Within a decade, as plantings of cabernet franc and petit verdot (and more recently malbec) came on stream, the Cape’s Bordeaux blends came to ape their Medoc models even more completely.
But then a funny thing happened: with the end of SA’s political isolation we discovered that our much-vaunted cabernets were not as much admired in export markets as they were at home.
Critics berated them for being too herbal, not plush and rich as Californian or Australian examples, nor as overtly intense as the finest Bordeaux reds. Very few achieved significant export volumes at decent prices.
At the same time the domestic market was discovering alternatives: availability of pinot noir increased and the quality producers of the great Burgundian cultivar conspired to keep prices high enough to imbue the variety with cachet in its own right.
Then, as the Swartland became fashionable, red Rhone cultivars — shiraz, grenache, and mourvedre — attracted a following.
Cabernet still ticks along nicely: producers with a longestablished reputation do well enough, but the variety’s dominance of the top end of the market seems distant history.
Among this year’s Platter guide’s five-star wines there are four cabernets and four cabernet blends, compared with nine shirazes. Cabernetbased wines account for about 9% of all the five-star laureates, compared with the 2006 guide where the cabernet and cabernet blends make up 25% of the total number.
Cabernet’s loss of prestige has had an effect on the appellation where it performs best. At the turn of the century Stellenbosch was the country’s most prominent region. Today it is not uncommon to hear (admittedly quite geeky) critics ask whether there’s anything worth enthusing about from what was once SA’s most famous wine-producing area.

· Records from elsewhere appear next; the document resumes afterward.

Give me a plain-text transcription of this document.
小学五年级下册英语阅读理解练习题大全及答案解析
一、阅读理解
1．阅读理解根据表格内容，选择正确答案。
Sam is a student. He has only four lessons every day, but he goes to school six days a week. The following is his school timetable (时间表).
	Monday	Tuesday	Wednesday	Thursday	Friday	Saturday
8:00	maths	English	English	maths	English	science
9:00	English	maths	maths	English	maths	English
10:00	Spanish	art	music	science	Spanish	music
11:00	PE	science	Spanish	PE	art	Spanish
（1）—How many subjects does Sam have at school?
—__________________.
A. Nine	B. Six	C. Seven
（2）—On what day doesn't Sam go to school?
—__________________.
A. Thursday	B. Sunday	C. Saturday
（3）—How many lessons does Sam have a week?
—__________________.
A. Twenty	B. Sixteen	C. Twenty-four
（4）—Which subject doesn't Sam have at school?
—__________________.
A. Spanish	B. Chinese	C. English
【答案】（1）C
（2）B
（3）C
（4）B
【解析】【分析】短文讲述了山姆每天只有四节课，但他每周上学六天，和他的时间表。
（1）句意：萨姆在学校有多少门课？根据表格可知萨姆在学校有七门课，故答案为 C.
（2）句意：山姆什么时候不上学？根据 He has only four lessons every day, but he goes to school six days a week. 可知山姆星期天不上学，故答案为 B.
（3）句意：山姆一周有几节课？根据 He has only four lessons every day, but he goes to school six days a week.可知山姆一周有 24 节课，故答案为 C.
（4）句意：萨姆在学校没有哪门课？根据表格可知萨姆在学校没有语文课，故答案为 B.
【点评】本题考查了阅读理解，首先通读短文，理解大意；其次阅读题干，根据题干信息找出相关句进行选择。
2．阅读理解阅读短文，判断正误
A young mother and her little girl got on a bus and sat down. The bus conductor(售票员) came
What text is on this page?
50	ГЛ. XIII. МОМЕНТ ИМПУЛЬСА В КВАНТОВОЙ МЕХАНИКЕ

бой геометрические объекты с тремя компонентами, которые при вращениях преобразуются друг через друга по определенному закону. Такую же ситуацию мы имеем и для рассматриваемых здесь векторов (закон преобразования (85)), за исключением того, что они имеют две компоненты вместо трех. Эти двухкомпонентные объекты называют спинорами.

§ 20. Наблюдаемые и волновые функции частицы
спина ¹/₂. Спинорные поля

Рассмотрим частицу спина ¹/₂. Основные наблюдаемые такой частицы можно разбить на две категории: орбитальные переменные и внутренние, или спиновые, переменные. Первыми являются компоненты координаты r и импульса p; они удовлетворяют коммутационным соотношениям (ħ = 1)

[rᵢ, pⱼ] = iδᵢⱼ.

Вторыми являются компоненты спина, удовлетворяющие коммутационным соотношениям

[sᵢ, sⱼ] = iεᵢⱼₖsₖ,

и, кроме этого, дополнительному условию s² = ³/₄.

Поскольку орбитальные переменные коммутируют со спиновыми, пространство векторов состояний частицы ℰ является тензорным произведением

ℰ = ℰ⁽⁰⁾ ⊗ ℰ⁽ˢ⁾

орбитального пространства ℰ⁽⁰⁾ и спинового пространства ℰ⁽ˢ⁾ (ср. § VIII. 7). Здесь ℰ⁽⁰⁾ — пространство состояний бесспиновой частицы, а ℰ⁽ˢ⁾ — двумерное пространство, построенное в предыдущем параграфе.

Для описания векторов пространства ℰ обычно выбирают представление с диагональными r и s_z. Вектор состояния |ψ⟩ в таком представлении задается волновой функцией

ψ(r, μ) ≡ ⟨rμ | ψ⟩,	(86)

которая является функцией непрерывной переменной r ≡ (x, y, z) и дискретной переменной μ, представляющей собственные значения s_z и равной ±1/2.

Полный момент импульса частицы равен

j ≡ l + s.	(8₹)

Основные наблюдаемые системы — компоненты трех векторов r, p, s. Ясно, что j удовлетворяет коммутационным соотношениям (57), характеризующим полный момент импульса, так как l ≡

It seems that fashion, rather than patience, has become the hallmark feature of the Cape’s fine wine trade. Cabernet’s slightly old-fashioned image counts against it as does its intrinsic inability to satisfy the demands of those seeking instant gratification. It needs at least 10 years in the bottle before anything of its potential complexity reveals itself.
For wine drinkers serious about great wine, however, cabernet has much to offer and Stellenbosch remains its South African heartland. Many of the region’s sometime legendary estates still have great vineyards while several of the relative newcomers produce fine wines, usually from more recent, virus-free plantings.
For classic cabernets and cabernet blends look no further than Alto, Meerlust, Rustenberg, Kanonkop (Paul Sauer and Cabernet Sauvignon), Le Riche, Thelema, Jordan, Vergelegen, Vriesenhof, Simonsig (The Garland), Warwick and Neil Ellis among the longer-established names with Waterford, Delaire-Graff, Glenelly, Tokara and Morgenster among the newer producers.
Avoid alcohol levels of 15% or more (no matter how appealing the wines taste when young) and be willing to cellar your treasures.
If this doesn’t work for you, don’t despair. There’s a host of other cultivars from other appellations which deliver alcoholic fruit juice — entirely free of the risk of vinosity.